20 novembre 2014 - 3:30pm

Thème: 
Cancer de la prostate localisé
Référence: 
O-062

Objectifs
Démontrer la supériorité diagnostique des biopsies dirigées par rapport aux biopsies systématisées réalisées avec utilisation de la fusion IRM/ETR 3D.

Méthodes
Étude rétrospective, monocentrique, entre janvier 2010 et mars 2013, réalisée sur 179 patients adressés pour réalisation de biopsie prostatique. Tous ont bénéficié d’une IRM avant les biopsies. En cas de lésion suspecte à l’IRM, une fusion d’image IRM/ETR 3D (Urostation™, Koelis, France) était réalisée ainsi que des BD. Un cancer était cliniquement significatif en cas de score de Gleason ≥ 7 et/ou d’une longueur de cancer ≥ 5 mm sur une biopsie. Les variables étudiées étaient : la positivité des biopsies (présence d’adénocarcinome en anatomopathologie), la présence de cancer cliniquement significatif ainsi que le score de suspicion en imagerie.

Résultats
Au total, 173 patients ont eu des BD avec fusion d’image. Cent six sur 179 patients (59 %) avaient des biopsies positives. Les BS étaient positives dans 11 % des cas versus 56 % pour les BD (p < 0,001). Les BD permettaient une détection de cancer cliniquement significatif plus importante que les BS (58 % vs 36 %, p < 0,001).

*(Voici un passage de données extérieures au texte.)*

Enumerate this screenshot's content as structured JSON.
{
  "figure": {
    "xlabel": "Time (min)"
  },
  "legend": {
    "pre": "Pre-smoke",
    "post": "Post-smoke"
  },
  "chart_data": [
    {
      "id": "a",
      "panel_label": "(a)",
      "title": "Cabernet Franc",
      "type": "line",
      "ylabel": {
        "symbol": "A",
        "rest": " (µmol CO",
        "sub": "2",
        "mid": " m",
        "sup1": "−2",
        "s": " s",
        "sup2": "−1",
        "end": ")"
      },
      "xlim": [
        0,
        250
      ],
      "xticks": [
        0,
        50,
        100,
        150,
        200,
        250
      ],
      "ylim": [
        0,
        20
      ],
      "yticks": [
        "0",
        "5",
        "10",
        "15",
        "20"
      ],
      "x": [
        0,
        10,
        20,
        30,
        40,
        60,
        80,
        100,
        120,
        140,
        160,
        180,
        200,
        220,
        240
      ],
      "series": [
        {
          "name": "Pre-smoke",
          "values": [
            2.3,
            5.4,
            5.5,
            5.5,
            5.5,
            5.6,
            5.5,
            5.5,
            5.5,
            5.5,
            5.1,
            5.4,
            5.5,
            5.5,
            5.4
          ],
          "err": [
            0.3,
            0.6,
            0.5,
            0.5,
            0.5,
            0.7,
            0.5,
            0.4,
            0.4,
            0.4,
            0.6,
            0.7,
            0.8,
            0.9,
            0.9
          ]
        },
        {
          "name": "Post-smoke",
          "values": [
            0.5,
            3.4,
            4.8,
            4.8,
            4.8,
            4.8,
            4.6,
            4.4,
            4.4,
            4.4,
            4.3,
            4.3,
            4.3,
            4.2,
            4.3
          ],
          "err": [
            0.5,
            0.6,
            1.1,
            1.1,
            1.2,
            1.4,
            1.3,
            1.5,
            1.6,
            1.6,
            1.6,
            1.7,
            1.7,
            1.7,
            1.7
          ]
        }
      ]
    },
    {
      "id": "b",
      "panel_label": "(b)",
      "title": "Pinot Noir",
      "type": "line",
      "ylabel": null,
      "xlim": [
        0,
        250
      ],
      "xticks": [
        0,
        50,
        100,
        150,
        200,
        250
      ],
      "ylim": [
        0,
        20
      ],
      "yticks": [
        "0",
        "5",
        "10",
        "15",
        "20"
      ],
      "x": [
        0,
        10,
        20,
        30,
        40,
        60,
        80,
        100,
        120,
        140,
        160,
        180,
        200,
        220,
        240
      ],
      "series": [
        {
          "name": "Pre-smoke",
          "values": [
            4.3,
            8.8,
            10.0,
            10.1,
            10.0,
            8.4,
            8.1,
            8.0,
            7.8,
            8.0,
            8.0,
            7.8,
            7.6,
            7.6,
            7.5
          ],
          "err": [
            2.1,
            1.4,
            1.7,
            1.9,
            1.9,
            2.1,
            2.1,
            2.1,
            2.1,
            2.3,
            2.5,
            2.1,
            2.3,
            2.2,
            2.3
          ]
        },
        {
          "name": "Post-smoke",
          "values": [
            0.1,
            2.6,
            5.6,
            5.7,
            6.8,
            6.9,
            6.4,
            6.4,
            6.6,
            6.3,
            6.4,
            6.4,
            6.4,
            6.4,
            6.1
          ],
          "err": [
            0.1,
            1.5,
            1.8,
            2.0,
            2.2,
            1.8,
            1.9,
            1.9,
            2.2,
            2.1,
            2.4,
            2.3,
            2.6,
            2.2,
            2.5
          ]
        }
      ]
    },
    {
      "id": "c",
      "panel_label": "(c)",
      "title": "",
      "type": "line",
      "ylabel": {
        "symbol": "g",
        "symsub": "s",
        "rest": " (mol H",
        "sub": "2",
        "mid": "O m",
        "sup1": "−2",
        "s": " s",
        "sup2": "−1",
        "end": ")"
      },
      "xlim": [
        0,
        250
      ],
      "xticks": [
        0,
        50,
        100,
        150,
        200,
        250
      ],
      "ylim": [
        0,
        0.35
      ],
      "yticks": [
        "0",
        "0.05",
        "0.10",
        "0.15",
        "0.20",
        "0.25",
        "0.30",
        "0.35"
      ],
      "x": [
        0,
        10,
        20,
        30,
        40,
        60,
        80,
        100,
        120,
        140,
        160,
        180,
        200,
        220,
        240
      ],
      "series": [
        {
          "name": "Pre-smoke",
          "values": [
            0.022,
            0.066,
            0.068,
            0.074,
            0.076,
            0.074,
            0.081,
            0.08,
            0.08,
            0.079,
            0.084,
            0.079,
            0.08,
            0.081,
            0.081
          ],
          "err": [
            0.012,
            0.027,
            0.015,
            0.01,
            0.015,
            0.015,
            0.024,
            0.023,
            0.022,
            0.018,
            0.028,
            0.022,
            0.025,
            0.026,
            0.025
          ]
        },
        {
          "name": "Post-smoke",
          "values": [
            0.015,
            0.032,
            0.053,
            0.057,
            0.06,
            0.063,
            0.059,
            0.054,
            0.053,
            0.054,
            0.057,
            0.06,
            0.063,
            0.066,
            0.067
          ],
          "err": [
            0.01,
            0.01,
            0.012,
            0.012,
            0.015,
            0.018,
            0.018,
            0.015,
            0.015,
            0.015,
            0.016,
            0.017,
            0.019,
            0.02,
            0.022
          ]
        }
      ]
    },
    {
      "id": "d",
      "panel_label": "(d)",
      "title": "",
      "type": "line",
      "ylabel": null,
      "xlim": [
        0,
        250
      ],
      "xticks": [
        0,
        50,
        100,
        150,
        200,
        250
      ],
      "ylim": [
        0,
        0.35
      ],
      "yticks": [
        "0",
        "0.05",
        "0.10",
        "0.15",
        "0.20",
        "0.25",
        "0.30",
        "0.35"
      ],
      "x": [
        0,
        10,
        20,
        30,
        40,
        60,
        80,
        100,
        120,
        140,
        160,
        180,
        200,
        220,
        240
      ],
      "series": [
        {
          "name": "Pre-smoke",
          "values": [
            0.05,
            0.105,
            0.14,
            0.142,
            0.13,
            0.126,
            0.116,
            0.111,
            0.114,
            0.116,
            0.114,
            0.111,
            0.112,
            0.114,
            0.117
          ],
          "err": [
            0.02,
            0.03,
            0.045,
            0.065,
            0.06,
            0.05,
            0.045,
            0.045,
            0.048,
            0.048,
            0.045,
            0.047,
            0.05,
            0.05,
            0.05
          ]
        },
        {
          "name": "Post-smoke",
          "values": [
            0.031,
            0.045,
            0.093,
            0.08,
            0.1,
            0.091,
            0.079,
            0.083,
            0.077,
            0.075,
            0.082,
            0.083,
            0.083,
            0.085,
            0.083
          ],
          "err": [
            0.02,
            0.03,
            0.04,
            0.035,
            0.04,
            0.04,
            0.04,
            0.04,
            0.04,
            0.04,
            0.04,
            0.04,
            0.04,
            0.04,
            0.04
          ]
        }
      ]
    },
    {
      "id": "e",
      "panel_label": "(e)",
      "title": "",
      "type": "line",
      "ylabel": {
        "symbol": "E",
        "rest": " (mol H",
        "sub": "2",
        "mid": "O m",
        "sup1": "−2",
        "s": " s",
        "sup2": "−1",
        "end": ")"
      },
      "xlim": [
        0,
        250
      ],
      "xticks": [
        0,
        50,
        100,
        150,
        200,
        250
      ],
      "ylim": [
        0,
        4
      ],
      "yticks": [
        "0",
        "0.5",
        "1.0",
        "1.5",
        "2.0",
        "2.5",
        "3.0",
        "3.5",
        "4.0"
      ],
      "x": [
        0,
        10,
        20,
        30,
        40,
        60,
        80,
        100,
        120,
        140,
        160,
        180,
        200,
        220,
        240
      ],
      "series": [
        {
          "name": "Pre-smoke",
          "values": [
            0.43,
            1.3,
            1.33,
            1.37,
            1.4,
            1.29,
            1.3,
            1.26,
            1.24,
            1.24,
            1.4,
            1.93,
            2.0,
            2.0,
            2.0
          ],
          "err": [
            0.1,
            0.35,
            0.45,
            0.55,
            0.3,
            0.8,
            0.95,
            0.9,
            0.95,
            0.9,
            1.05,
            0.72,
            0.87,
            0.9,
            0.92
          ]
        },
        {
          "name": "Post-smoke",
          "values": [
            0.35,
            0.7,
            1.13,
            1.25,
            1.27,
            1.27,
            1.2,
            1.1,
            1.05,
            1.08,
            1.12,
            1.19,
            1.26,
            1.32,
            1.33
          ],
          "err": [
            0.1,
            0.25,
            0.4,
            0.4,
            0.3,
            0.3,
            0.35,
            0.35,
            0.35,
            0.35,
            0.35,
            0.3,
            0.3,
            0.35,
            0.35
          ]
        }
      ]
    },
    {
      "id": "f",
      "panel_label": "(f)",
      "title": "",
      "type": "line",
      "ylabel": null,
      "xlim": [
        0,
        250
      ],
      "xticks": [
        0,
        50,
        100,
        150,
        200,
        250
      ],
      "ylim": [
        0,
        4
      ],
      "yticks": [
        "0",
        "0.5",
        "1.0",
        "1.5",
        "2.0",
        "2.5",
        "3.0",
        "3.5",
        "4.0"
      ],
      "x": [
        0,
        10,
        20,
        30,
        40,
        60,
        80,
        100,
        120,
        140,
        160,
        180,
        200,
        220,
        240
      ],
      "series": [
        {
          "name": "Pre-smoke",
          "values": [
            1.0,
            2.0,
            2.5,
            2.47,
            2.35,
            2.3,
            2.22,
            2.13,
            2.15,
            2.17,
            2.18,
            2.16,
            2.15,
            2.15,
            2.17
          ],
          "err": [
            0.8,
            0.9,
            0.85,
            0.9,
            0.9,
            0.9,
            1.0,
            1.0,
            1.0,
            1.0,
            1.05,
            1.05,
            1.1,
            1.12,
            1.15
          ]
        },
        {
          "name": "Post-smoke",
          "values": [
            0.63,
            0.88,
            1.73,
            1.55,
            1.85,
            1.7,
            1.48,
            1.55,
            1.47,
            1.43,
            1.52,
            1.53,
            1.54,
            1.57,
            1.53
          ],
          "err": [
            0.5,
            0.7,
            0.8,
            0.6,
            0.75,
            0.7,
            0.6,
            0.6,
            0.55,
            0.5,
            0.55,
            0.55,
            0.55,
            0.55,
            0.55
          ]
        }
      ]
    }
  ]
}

Les BD détectaient une longueur maximale de cancer plus importante que les BS (6.8 mm vs 2.8 mm, p < 0,001). Les BD permettaient de trouver un cancer cliniquement significatif plus fréquemment qu’avec une BS, quel que soit le score de suspicion en imagerie (OR : 3,72 [2–6,95]). Si l’IRM et l’ETR 3D étaient suspectes, il existait un risque plus élevé d’avoir un cancer cliniquement significatif (OR : 2,73 [1,3–5,42]).

Conclusion
Les BD avec fusion IRM/ETR 3D permettent une meilleure détection et caractérisation du cancer de la prostate. Leur intérêt dans l’indication des traitements par surveillance ou des traitements partiels doit être évalué (Fig. 1).